Recent governmental efforts to limit undocumented immigrants’ rights echo earlier attempts to do the same, while violating Constitutional guarantees and national values and sending a “dehumanizing” message, according to a prominent civil-rights attorney.
Thomas Saenz, president and general counsel of the Mexican American Legal Defense and Educational Fund (MALDEF), presented his views to students on Tuesday, May 17 in a talk on “S.B. 1070, Federal Immigration Policy and the National Political Landscape.” It was the final event in the 2010-2011 speaker series, “Contemporary Perspective on Immigration,” sponsored by the Department of Social Welfare.
Over the years, Saenz has led numerous civil-rights cases related to immigrants’ rights, education, employment, and voting rights. These include a successful legal challenge to California’s Proposition 187, the 1994 ballot initiative approved by voters to create a citizenship-screening system in order to prohibit illegal immigrants from using the state’s social services. It was found to be unconstitutional by a federal court.

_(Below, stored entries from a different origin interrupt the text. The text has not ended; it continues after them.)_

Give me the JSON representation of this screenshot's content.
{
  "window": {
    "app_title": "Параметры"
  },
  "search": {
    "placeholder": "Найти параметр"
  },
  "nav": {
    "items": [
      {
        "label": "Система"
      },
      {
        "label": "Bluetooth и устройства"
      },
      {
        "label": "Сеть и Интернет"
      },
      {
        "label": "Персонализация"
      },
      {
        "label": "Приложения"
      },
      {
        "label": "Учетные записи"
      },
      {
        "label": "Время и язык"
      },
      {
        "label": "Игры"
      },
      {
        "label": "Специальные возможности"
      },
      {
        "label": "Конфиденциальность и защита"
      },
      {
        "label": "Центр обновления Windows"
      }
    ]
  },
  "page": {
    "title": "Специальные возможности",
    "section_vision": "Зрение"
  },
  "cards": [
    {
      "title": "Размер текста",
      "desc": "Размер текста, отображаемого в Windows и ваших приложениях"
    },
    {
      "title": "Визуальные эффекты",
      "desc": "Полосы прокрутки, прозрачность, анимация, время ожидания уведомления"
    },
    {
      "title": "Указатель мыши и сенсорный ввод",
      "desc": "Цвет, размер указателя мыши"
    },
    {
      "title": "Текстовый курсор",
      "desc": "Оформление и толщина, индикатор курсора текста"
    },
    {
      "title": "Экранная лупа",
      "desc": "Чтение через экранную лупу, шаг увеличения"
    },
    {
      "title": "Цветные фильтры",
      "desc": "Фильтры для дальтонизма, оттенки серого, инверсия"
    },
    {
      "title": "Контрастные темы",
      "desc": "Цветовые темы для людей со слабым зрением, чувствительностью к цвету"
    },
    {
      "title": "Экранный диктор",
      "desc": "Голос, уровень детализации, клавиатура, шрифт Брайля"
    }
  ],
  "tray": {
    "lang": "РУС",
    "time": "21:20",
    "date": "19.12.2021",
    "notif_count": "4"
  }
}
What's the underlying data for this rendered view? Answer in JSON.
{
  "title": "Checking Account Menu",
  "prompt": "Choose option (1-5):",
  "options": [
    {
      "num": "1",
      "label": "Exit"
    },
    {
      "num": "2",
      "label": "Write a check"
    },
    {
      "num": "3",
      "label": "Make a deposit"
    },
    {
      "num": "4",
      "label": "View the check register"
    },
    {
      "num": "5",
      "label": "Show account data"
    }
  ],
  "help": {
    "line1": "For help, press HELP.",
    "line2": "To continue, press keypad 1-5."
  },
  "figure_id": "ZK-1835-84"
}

The 2010 passage of S.B. 1070 by the Arizona state Senate was an “echo” of Proposition 187, said Saenz, who noted that at least six other states are drafting similar bills. S.B. 1070 would require state officials and agencies to assist in the enforcement of federal immigration laws, and aims to identify, prosecute, and deport illegal immigrants. After Governor Jan Brewer signed it into law, a federal judge issued a preliminary injunction that blocked the bill's most controversial provisions.
Saenz said the first way in which S.B. 1070 mirrors Proposition 187 is that it is “clearly unconstitutional.”
Other similarities, he said, are that the Arizona measure would: be very costly to implement; ineffective in deterring further immigration of undocumented workers; force people to continually prove their immigration status; make communicable diseases more of a threat to overall public health by denying health services to some; deny schooling to undocumented immigrants; and threaten public safety by having a chilling effect on immigrants’ cooperation with law enforcement’s efforts to apprehend lawbreakers.
Saenz also criticized the Obama Administration for its Secure Communities program, in which fingerprint information from local arrests is forwarded to the federal Immigration and Customs Enforcement (ICE). ICE uses the information to detect and deport a larger number of undocumented immigrants than previously. Some, including Saenz, maintain that this results in many non-criminal, undocumented people being deported.
He proposed an “alternative vision,” in which immigration policy is exclusively set at the federal level and “reflects and respects” federal laws and values, particularly “equal protection, due process, and all the rights in the Bill of Rights.” Such an approach Saenz said, would allow for “individual opportunity and individual attention that are increasingly ignored in immigration policy.”